Question

Suppose a person rolls two balanced dice twice in succession. Determine the probability that the sum of the two numbers that appear on each of the three rolls will be 7.

Short answer

The probability that on each of the three rolls, the sum of the two numbers that appear will be 7 is \(\frac{1}{{216}}\).

Step-by-step solution

Given information

Suppose that a person rolls two balanced dice three times in succession.

It is required to determine the probability that the sum of the two numbers that appear on each of the three rolls will be 7.

Computing the required probability

According to the multiplication rule, the total probability of two or more independent events is given by:

\({\bf{P}}\left( {{\bf{total}}} \right){\bf{ = P}}\left( {{{\bf{A}}_{\bf{1}}}} \right) \times {\bf{P}}\left( {{{\bf{A}}_{\bf{2}}}} \right) \times ... \times {\bf{P}}\left( {{{\bf{A}}_{\bf{n}}}} \right)\)

If two balanced dice are rolled, the sample space will consist\({6^2} = 36\)of outcomes.

The combinations that will result in a sum of 7 are:

\(\left( {1,6} \right),\left( {6,1} \right),\left( {2,5} \right),\left( {5,2} \right),\left( {3,4} \right),\left( {4,3} \right)\)

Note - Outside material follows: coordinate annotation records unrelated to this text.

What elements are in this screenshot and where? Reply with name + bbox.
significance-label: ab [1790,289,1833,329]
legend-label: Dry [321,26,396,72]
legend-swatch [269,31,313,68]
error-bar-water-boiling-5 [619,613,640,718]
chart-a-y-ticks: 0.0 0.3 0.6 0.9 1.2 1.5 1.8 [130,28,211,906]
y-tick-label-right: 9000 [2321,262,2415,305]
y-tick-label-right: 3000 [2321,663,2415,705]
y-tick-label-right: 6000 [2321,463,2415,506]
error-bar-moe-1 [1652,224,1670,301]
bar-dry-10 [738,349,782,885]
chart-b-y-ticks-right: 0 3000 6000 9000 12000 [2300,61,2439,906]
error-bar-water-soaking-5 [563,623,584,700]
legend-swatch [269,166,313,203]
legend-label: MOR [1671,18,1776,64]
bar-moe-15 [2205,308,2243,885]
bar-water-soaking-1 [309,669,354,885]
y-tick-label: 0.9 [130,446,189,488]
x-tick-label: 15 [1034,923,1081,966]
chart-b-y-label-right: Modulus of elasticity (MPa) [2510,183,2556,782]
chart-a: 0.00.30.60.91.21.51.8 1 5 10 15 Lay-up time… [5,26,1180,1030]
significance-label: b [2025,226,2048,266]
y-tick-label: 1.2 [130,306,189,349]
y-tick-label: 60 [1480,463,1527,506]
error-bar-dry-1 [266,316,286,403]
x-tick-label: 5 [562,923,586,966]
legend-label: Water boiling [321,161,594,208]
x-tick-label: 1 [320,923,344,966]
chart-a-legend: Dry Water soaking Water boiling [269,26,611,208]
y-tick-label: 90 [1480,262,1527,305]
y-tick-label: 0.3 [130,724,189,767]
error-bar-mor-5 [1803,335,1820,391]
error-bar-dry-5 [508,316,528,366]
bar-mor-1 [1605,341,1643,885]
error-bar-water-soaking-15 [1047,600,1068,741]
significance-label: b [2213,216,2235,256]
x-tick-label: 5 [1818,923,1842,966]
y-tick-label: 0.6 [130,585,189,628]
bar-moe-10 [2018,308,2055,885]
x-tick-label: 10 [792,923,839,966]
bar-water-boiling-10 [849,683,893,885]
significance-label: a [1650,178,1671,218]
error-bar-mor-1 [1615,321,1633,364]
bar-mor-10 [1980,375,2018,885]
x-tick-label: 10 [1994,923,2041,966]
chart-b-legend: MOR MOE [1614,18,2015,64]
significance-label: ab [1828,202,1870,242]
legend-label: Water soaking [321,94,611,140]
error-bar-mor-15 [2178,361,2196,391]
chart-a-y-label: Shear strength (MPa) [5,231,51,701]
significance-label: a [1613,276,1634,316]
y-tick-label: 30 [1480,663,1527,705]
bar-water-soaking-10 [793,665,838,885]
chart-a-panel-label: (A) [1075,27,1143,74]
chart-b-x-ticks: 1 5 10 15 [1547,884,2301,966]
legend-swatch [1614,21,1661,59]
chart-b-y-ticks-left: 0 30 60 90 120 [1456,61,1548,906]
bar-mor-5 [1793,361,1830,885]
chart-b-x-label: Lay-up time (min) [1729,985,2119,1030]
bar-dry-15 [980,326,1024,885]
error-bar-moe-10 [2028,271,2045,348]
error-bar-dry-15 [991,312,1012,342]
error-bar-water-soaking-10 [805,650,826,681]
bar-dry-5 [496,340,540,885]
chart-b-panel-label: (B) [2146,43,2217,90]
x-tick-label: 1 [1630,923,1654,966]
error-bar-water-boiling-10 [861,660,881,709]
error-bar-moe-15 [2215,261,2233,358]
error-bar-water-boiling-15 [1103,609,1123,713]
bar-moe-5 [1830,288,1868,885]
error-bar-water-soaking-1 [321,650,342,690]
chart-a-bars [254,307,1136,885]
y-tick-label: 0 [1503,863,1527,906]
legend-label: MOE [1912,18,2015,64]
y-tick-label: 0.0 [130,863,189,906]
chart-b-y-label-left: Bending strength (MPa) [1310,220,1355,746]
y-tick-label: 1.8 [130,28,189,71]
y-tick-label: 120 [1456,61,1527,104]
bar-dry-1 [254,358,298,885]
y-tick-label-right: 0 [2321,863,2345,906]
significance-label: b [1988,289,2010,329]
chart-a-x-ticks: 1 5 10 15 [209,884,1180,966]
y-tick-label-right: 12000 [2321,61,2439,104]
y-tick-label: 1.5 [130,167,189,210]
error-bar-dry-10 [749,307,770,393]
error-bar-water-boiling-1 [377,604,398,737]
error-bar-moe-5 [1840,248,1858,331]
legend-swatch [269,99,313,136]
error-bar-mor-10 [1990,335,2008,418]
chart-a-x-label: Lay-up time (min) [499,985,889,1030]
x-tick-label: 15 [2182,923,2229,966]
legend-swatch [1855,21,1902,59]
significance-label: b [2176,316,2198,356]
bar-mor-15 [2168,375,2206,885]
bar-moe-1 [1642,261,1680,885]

The number of possible outcomes that will result in a sum of 7 is 6.

So, the probability that the sum is 7 for the first roll is:

\(\begin{array}{c}P\left( {{A_1}} \right) = \frac{6}{{36}}\\ = \frac{1}{6}\end{array}\)

Similarly, for the second and third rolls, the probabilities are:

\(P\left( {{A_2}} \right) = P\left( {{A_3}} \right) = \frac{1}{6}\)

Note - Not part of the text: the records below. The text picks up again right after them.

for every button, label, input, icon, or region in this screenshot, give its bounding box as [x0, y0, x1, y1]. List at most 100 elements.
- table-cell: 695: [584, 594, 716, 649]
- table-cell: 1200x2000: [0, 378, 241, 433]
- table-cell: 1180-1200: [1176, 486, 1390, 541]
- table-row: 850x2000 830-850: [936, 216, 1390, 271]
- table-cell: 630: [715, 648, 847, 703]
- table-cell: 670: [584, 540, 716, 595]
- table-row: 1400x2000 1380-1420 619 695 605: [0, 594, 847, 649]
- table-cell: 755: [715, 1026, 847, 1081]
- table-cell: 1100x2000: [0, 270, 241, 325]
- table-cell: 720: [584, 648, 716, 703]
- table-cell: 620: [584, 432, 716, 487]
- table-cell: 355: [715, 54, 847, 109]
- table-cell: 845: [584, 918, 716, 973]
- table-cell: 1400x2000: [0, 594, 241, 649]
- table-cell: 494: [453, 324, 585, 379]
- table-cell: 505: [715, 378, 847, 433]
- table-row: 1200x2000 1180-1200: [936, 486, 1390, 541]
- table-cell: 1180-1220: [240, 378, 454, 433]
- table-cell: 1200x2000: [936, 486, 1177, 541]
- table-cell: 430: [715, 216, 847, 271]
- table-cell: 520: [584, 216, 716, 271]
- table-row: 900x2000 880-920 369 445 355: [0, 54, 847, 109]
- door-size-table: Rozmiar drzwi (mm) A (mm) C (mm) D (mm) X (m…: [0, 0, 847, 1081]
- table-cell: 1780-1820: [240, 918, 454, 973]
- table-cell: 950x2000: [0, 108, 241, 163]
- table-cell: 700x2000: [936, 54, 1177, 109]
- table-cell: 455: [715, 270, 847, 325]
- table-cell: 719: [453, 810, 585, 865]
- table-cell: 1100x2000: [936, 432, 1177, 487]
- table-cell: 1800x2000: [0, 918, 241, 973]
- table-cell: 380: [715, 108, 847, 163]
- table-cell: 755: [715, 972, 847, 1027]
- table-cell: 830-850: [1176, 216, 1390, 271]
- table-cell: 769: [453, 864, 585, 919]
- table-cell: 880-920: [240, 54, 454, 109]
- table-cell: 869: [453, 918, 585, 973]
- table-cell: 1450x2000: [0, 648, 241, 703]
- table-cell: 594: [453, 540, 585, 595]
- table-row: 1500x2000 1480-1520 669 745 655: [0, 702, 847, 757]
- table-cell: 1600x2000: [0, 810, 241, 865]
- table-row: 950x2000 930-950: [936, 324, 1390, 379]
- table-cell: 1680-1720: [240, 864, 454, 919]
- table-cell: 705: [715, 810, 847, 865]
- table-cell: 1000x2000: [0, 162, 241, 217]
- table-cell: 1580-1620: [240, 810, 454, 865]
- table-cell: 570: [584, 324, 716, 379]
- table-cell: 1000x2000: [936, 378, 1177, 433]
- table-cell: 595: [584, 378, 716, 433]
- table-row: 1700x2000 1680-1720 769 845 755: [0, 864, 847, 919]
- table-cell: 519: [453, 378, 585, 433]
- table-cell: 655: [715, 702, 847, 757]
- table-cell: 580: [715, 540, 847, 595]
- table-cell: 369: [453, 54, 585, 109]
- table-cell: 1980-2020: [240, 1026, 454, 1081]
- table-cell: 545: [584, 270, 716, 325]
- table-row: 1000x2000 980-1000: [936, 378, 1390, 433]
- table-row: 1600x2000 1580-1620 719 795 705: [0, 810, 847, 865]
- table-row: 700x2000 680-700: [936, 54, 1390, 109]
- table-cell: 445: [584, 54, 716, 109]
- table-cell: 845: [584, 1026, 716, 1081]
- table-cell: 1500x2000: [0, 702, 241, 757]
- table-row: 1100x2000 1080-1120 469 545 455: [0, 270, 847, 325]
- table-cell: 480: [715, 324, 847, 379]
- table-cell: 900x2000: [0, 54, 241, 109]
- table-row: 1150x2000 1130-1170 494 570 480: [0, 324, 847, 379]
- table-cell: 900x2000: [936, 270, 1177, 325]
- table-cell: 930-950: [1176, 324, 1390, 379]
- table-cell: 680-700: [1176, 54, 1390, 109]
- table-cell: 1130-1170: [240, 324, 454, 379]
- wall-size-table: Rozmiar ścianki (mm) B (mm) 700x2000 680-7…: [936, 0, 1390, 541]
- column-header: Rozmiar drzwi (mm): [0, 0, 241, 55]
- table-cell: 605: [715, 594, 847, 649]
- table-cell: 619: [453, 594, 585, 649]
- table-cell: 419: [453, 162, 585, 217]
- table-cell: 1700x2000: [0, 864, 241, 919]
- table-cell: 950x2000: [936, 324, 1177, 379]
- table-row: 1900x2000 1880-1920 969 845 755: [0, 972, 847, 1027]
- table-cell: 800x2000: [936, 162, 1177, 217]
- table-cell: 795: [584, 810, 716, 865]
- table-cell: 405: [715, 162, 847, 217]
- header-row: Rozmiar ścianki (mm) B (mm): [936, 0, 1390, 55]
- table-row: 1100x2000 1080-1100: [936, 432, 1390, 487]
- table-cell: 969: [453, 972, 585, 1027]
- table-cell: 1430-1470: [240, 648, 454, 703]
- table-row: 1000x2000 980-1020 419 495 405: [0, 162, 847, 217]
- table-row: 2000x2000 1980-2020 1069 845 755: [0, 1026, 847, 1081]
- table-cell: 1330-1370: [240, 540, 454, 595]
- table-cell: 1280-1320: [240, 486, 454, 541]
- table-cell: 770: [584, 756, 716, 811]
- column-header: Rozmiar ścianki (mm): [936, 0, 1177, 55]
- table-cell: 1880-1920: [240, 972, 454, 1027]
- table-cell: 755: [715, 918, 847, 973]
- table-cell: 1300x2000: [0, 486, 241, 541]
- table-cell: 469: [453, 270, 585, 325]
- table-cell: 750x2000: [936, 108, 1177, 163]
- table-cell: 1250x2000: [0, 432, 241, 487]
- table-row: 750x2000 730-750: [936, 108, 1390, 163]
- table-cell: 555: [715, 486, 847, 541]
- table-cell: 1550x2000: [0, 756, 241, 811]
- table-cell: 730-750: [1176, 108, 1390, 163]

Thus, the probability that on each of the three rolls, the sum of the two numbers that appear will be 7 is:

\(\begin{aligned}{}P\left( {total} \right) &= P\left( {{A_1}} \right) \times P\left( {{A_2}} \right) \times P\left( {{A_3}} \right)\\ &= \frac{1}{6} \times \frac{1}{6} \times \frac{1}{6}\\ &= \frac{1}{{216}}\end{aligned}\)

Therefore, the required probability is \(\frac{1}{{216}}\) .